As US President Donald Trump prepares to impose sweeping new tariffs from August 1 on imports ranging from children’s toys to soybeans, America’s largest trading partners are signalling they are no longer willing to play by Washington’s rules. Instead, they are turning to one another, the New York Times reported.
At a two-day summit in Rio de Janeiro, leaders of the BRICS group — which includes Brazil, Russia, India, China, and South Africa, along with newly inducted members such as Egypt, Iran, and the United Arab Emirates — issued a joint declaration condemning unilateral trade measures and vowed to streamline trade within the bloc. Though the statement avoided naming the United States or Trump directly, the message was clear.
“We voice serious concerns about the rise of unilateral tariff and non-tariff measures, which distort trade,” the group said. It called for “fair,” “inclusive,” and rules-based trading systems aligned with the World Trade Organization.
The statement came just days before a 90-day pause on Trump’s earlier tariffs is set to expire. With few new deals finalized — apart from agreements with Britain and Vietnam — the administration has signalled more trade announcements are imminent, including fresh tariffs targeting countries that align with what the president now labels “anti-American” BRICS policies.

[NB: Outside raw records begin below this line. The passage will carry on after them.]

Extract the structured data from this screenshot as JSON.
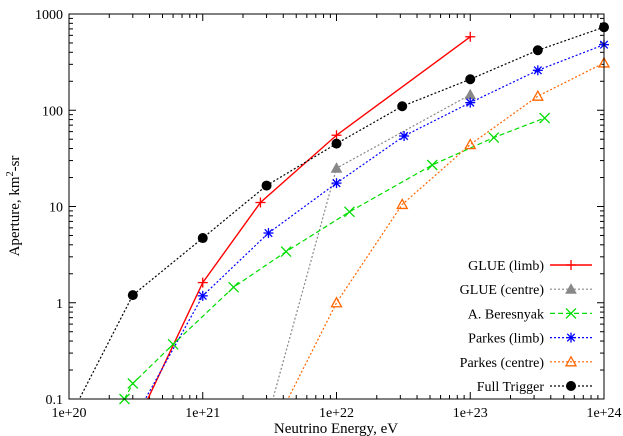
{
  "chart_data": {
    "type": "line",
    "xscale": "log",
    "yscale": "log",
    "xlim": [
      1e+20,
      1e+24
    ],
    "ylim": [
      0.1,
      1000
    ],
    "xlabel": "Neutrino Energy, eV",
    "ylabel_prefix": "Aperture, km",
    "ylabel_sup": "2",
    "ylabel_suffix": "-sr",
    "xticks": [
      {
        "value": 1e+20,
        "label": "1e+20"
      },
      {
        "value": 1e+21,
        "label": "1e+21"
      },
      {
        "value": 1e+22,
        "label": "1e+22"
      },
      {
        "value": 1e+23,
        "label": "1e+23"
      },
      {
        "value": 1e+24,
        "label": "1e+24"
      }
    ],
    "yticks": [
      {
        "value": 0.1,
        "label": "0.1"
      },
      {
        "value": 1,
        "label": "1"
      },
      {
        "value": 10,
        "label": "10"
      },
      {
        "value": 100,
        "label": "100"
      },
      {
        "value": 1000,
        "label": "1000"
      }
    ],
    "grid": false,
    "legend_position": "bottom-right",
    "series": [
      {
        "name": "GLUE (limb)",
        "color": "#ff0000",
        "marker": "plus",
        "dash": "solid",
        "points": [
          [
            3.6e+20,
            0.08
          ],
          [
            1e+21,
            1.62
          ],
          [
            2.7e+21,
            11.0
          ],
          [
            1e+22,
            55.0
          ],
          [
            1e+23,
            580.0
          ]
        ]
      },
      {
        "name": "GLUE (centre)",
        "color": "#888888",
        "marker": "triangle-filled",
        "dash": "dotted",
        "points": [
          [
            3.2e+21,
            0.08
          ],
          [
            1e+22,
            25.0
          ],
          [
            1e+23,
            145.0
          ]
        ]
      },
      {
        "name": "A. Beresnyak",
        "color": "#00dd00",
        "marker": "x",
        "dash": "dashed",
        "points": [
          [
            2.6e+20,
            0.1
          ],
          [
            3e+20,
            0.145
          ],
          [
            6e+20,
            0.37
          ],
          [
            1.7e+21,
            1.45
          ],
          [
            4.2e+21,
            3.4
          ],
          [
            1.25e+22,
            8.8
          ],
          [
            5.2e+22,
            27.0
          ],
          [
            1.5e+23,
            52.0
          ],
          [
            3.6e+23,
            83.0
          ]
        ]
      },
      {
        "name": "Parkes (limb)",
        "color": "#0000ff",
        "marker": "star",
        "dash": "dotted",
        "points": [
          [
            3.4e+20,
            0.08
          ],
          [
            1e+21,
            1.18
          ],
          [
            3.1e+21,
            5.3
          ],
          [
            1e+22,
            17.5
          ],
          [
            3.2e+22,
            54.0
          ],
          [
            1e+23,
            120.0
          ],
          [
            3.2e+23,
            260.0
          ],
          [
            1e+24,
            480.0
          ]
        ]
      },
      {
        "name": "Parkes (centre)",
        "color": "#ff6600",
        "marker": "triangle-open",
        "dash": "dotted",
        "points": [
          [
            4e+21,
            0.08
          ],
          [
            1e+22,
            1.0
          ],
          [
            3.1e+22,
            10.5
          ],
          [
            1e+23,
            44.0
          ],
          [
            3.2e+23,
            140.0
          ],
          [
            1e+24,
            310.0
          ]
        ]
      },
      {
        "name": "Full Trigger",
        "color": "#000000",
        "marker": "circle-filled",
        "dash": "dotted",
        "points": [
          [
            1.1e+20,
            0.08
          ],
          [
            3e+20,
            1.2
          ],
          [
            1e+21,
            4.7
          ],
          [
            3e+21,
            16.5
          ],
          [
            1e+22,
            45.0
          ],
          [
            3.1e+22,
            110.0
          ],
          [
            1e+23,
            210.0
          ],
          [
            3.2e+23,
            420.0
          ],
          [
            1e+24,
            730.0
          ]
        ]
      }
    ]
  }
}
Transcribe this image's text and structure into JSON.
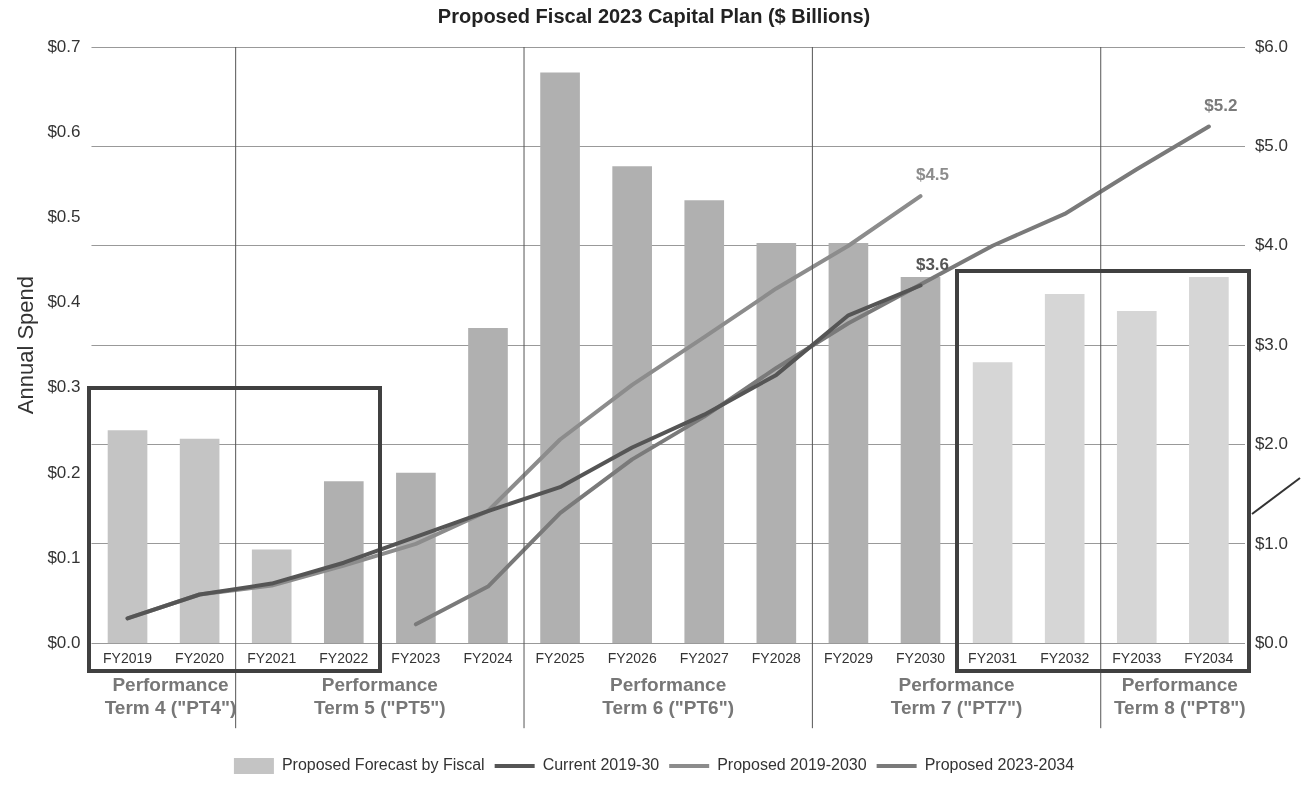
{
  "chart_data": {
    "type": "bar",
    "title": "Proposed Fiscal 2023 Capital Plan ($ Billions)",
    "ylabel": "Annual Spend",
    "categories": [
      "FY2019",
      "FY2020",
      "FY2021",
      "FY2022",
      "FY2023",
      "FY2024",
      "FY2025",
      "FY2026",
      "FY2027",
      "FY2028",
      "FY2029",
      "FY2030",
      "FY2031",
      "FY2032",
      "FY2033",
      "FY2034"
    ],
    "series": [
      {
        "name": "Proposed Forecast by Fiscal",
        "colors": [
          "#c4c4c4",
          "#c4c4c4",
          "#c4c4c4",
          "#b0b0b0",
          "#b0b0b0",
          "#b0b0b0",
          "#b0b0b0",
          "#b0b0b0",
          "#b0b0b0",
          "#b0b0b0",
          "#b0b0b0",
          "#b0b0b0",
          "#d6d6d6",
          "#d6d6d6",
          "#d6d6d6",
          "#d6d6d6"
        ],
        "values": [
          0.25,
          0.24,
          0.11,
          0.19,
          0.2,
          0.37,
          0.67,
          0.56,
          0.52,
          0.47,
          0.47,
          0.43,
          0.33,
          0.41,
          0.39,
          0.43
        ]
      },
      {
        "name": "Current 2019-30",
        "type": "line",
        "axis": "y2",
        "color": "#555555",
        "values": [
          0.25,
          0.49,
          0.6,
          0.81,
          1.07,
          1.33,
          1.57,
          1.97,
          2.3,
          2.7,
          3.3,
          3.6,
          null,
          null,
          null,
          null
        ],
        "value_labels": [
          null,
          null,
          null,
          null,
          null,
          null,
          null,
          null,
          null,
          null,
          null,
          "$3.6",
          null,
          null,
          null,
          null
        ]
      },
      {
        "name": "Proposed 2019-2030",
        "type": "line",
        "axis": "y2",
        "color": "#8c8c8c",
        "values": [
          0.25,
          0.49,
          0.58,
          0.78,
          1.0,
          1.33,
          2.05,
          2.6,
          3.08,
          3.57,
          4.0,
          4.5,
          null,
          null,
          null,
          null
        ],
        "value_labels": [
          null,
          null,
          null,
          null,
          null,
          null,
          null,
          null,
          null,
          null,
          null,
          "$4.5",
          null,
          null,
          null,
          null
        ]
      },
      {
        "name": "Proposed 2023-2034",
        "type": "line",
        "axis": "y2",
        "color": "#7a7a7a",
        "values": [
          null,
          null,
          null,
          null,
          0.19,
          0.57,
          1.31,
          1.85,
          2.28,
          2.77,
          3.22,
          3.61,
          4.0,
          4.32,
          4.77,
          5.2
        ],
        "value_labels": [
          null,
          null,
          null,
          null,
          null,
          null,
          null,
          null,
          null,
          null,
          null,
          null,
          null,
          null,
          null,
          "$5.2"
        ]
      }
    ],
    "ylim": [
      0,
      0.7
    ],
    "yticks": [
      {
        "value": 0,
        "label": "$0.0"
      },
      {
        "value": 0.1,
        "label": "$0.1"
      },
      {
        "value": 0.2,
        "label": "$0.2"
      },
      {
        "value": 0.3,
        "label": "$0.3"
      },
      {
        "value": 0.4,
        "label": "$0.4"
      },
      {
        "value": 0.5,
        "label": "$0.5"
      },
      {
        "value": 0.6,
        "label": "$0.6"
      },
      {
        "value": 0.7,
        "label": "$0.7"
      }
    ],
    "y2lim": [
      0,
      6
    ],
    "y2ticks": [
      {
        "value": 0,
        "label": "$0.0"
      },
      {
        "value": 1,
        "label": "$1.0"
      },
      {
        "value": 2,
        "label": "$2.0"
      },
      {
        "value": 3,
        "label": "$3.0"
      },
      {
        "value": 4,
        "label": "$4.0"
      },
      {
        "value": 5,
        "label": "$5.0"
      },
      {
        "value": 6,
        "label": "$6.0"
      }
    ],
    "grid": "y",
    "legend": "bottom",
    "marker": "none",
    "line_style": "solid",
    "annotations": [
      "Performance Term 4 (\"PT4\")",
      "Performance Term 5 (\"PT5\")",
      "Performance Term 6 (\"PT6\")",
      "Performance Term 7 (\"PT7\")",
      "Performance Term 8 (\"PT8\")"
    ]
  }
}
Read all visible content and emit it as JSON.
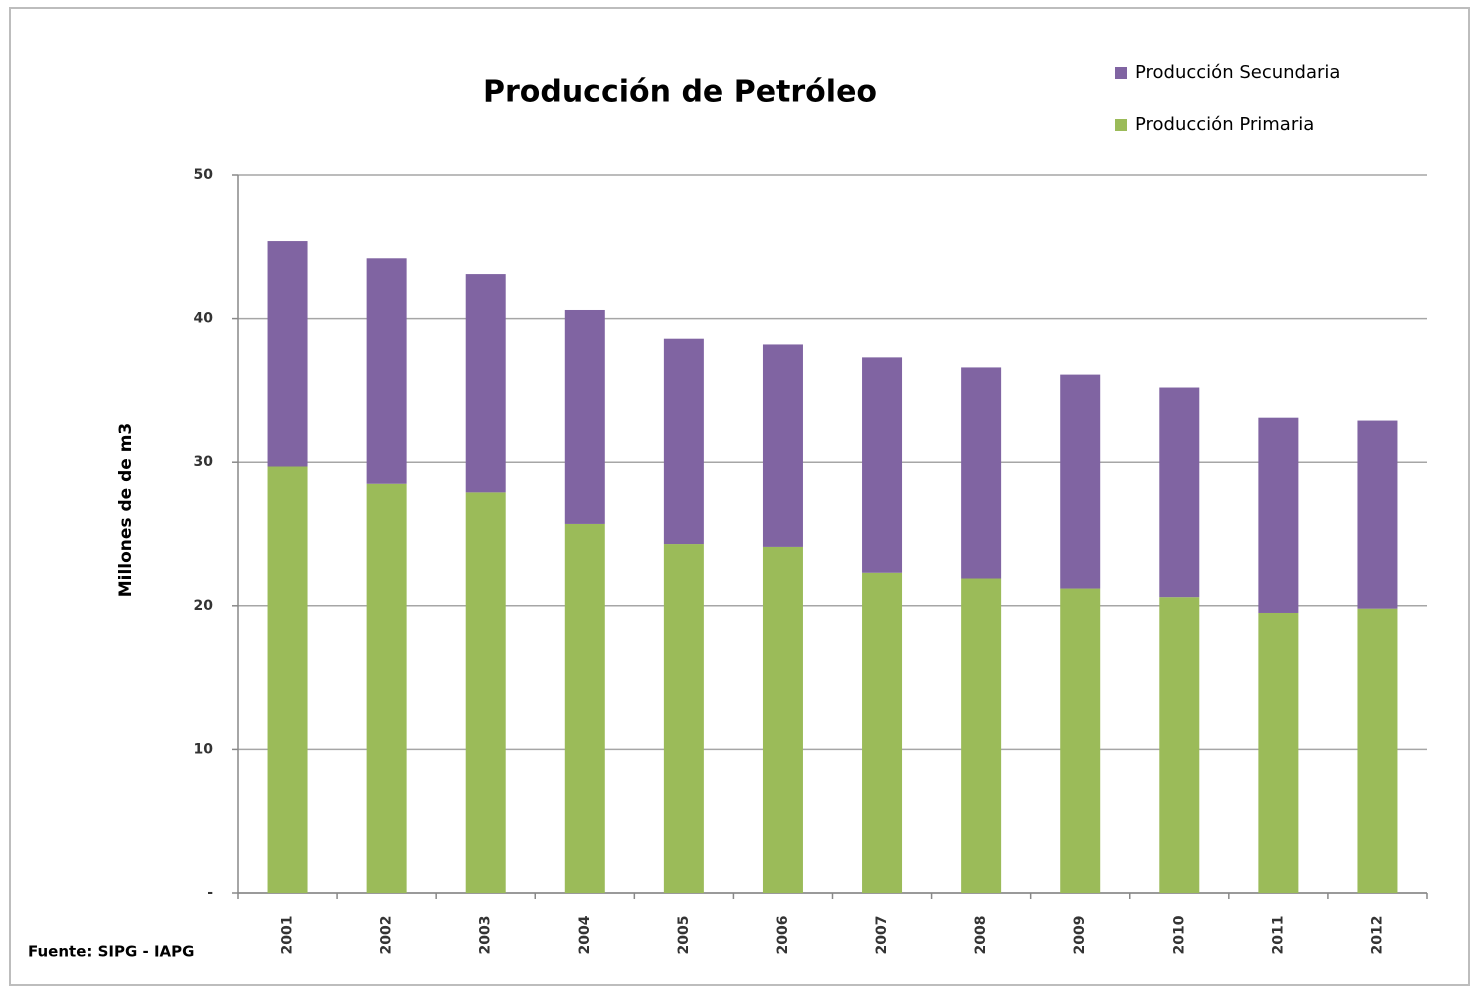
{
  "chart_data": {
    "type": "stacked_bar",
    "title": "Producción de Petróleo",
    "y_label": "Millones de de m3",
    "source": "Fuente: SIPG - IAPG",
    "categories": [
      "2001",
      "2002",
      "2003",
      "2004",
      "2005",
      "2006",
      "2007",
      "2008",
      "2009",
      "2010",
      "2011",
      "2012"
    ],
    "series": [
      {
        "name": "Producción Primaria",
        "color": "#9bbb59",
        "values": [
          29.7,
          28.5,
          27.9,
          25.7,
          24.3,
          24.1,
          22.3,
          21.9,
          21.2,
          20.6,
          19.5,
          19.8
        ]
      },
      {
        "name": "Producción Secundaria",
        "color": "#8064a2",
        "values": [
          15.7,
          15.7,
          15.2,
          14.9,
          14.3,
          14.1,
          15.0,
          14.7,
          14.9,
          14.6,
          13.6,
          13.1
        ]
      }
    ],
    "ylim": [
      0,
      50
    ],
    "yticks": [
      {
        "value": 0,
        "label": "-"
      },
      10,
      20,
      30,
      40,
      50
    ],
    "grid": true,
    "legend": "upper right"
  }
}
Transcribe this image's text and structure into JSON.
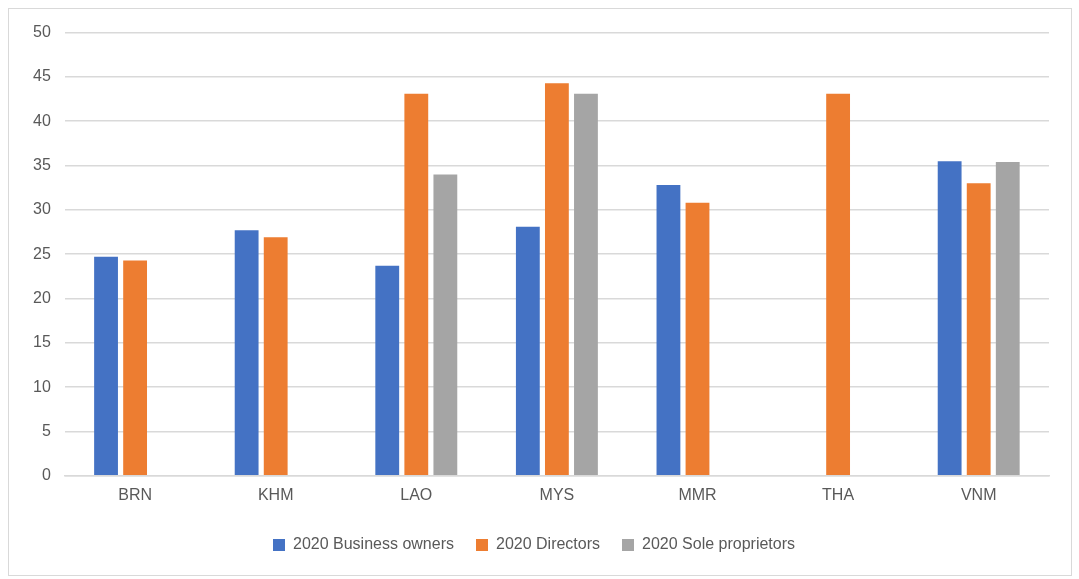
{
  "chart_data": {
    "type": "bar",
    "categories": [
      "BRN",
      "KHM",
      "LAO",
      "MYS",
      "MMR",
      "THA",
      "VNM"
    ],
    "series": [
      {
        "name": "2020 Business owners",
        "color": "#4472c4",
        "values": [
          24.7,
          27.7,
          23.7,
          28.1,
          32.8,
          null,
          35.5
        ]
      },
      {
        "name": "2020 Directors",
        "color": "#ed7d31",
        "values": [
          24.3,
          26.9,
          43.1,
          44.3,
          30.8,
          43.1,
          33.0
        ]
      },
      {
        "name": "2020 Sole proprietors",
        "color": "#a5a5a5",
        "values": [
          null,
          null,
          34.0,
          43.1,
          null,
          null,
          35.4
        ]
      }
    ],
    "ylim": [
      0,
      50
    ],
    "yticks": [
      0,
      5,
      10,
      15,
      20,
      25,
      30,
      35,
      40,
      45,
      50
    ],
    "grid": "y",
    "legend": "bottom"
  }
}
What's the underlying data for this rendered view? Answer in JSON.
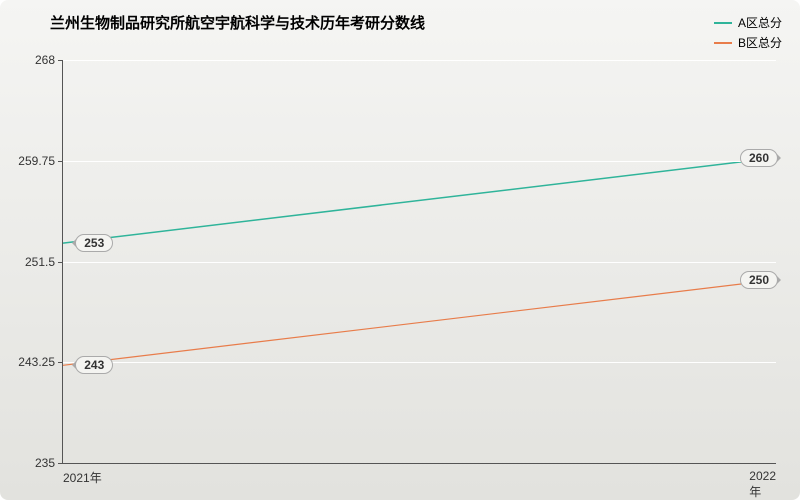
{
  "chart": {
    "type": "line",
    "title": "兰州生物制品研究所航空宇航科学与技术历年考研分数线",
    "title_fontsize": 15,
    "title_fontweight": "bold",
    "background": {
      "top_color": "#f5f5f3",
      "bottom_color": "#e2e2de"
    },
    "plot_border_color": "#555555",
    "x": {
      "categories": [
        "2021年",
        "2022年"
      ],
      "tick_fontsize": 12
    },
    "y": {
      "min": 235,
      "max": 268,
      "ticks": [
        235,
        243.25,
        251.5,
        259.75,
        268
      ],
      "tick_fontsize": 12
    },
    "grid": {
      "show": true,
      "color": "#ffffff",
      "width": 1
    },
    "series": [
      {
        "name": "A区总分",
        "color": "#2fb49a",
        "line_width": 1.5,
        "values": [
          253,
          260
        ]
      },
      {
        "name": "B区总分",
        "color": "#e87c4a",
        "line_width": 1.2,
        "values": [
          243,
          250
        ]
      }
    ],
    "value_label": {
      "fontsize": 12,
      "bg_color": "#f4f4f1",
      "border_color": "#aaaaaa"
    },
    "legend": {
      "position": "top-right",
      "fontsize": 12
    }
  }
}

A veiled rebuke turns public
While the BRICS nations avoided directly confronting Trump at the summit, his latest remarks on Truth Social Sunday escalated tensions. The president threatened a 10 percent tariff on all imports from BRICS-aligned countries, warning “there will be no exceptions.”
Brazilian President Luiz Inácio Lula da Silva, who hosted the summit, swiftly responded. “We don’t want an emperor,” he said. “We are sovereign countries. If he thinks he can tax, countries have the right to tax, too.”
Despite Trump’s threats looming over the summit, Lula insisted BRICS leaders paid them little attention. “Nobody touched on the issue,” he said. “We didn’t give any importance to it.”
Still, analysts noted that concerns about antagonizing Washington lingered in the background, especially for countries with deep economic ties to the United States, such as India and South Africa.
China and Russia take a cautious line
China and Russia, the two most prominent powers within BRICS, issued restrained responses. China’s foreign ministry emphasized that BRICS is “not a bloc for confrontation,” while Kremlin officials said the group’s activities were “not directed against third countries.”
Yet, behind the diplomatic language lies a growing effort to reshape global trade architecture. Russia, which has faced heavy Western sanctions since its invasion of Ukraine, proposed a grains-trading platform that would bypass Western commodities markets. The exchange could later expand to other agricultural goods and operate outside the U.S. dollar system.
Another initiative under discussion is a BRICS-led payment system that would allow member countries to conduct trade in local currencies. The goal is to reduce dependence on the dollar, while giving sanctioned members like Russia and Iran an avenue to circumvent Western financial restrictions.
A bloc once symbolic grows more assertive
Founded in 2009, BRICS has long functioned as a symbol of the emerging world’s desire to challenge Western dominance. But the recent addition of members like Iran, Indonesia, and Ethiopia, and more ambitious economic proposals, point to a shift toward action.
The group now accounts for more than 40 percent of global GDP, and officials say there is growing momentum to transform BRICS from a talking shop into a trade and investment alternative to Western-led institutions.
President Lula echoed this sentiment. “It is a group of countries wanting to create another way of organizing the world,” he said. “Because of this, the BRICS is creating discomfort.”
For Trump, who has touted his “America First” trade agenda as a way to rebalance global commerce, the BRICS challenge underscores a mounting risk: that aggressive tariff policies may be accelerating the very decoupling of US allies and markets that he once warned against.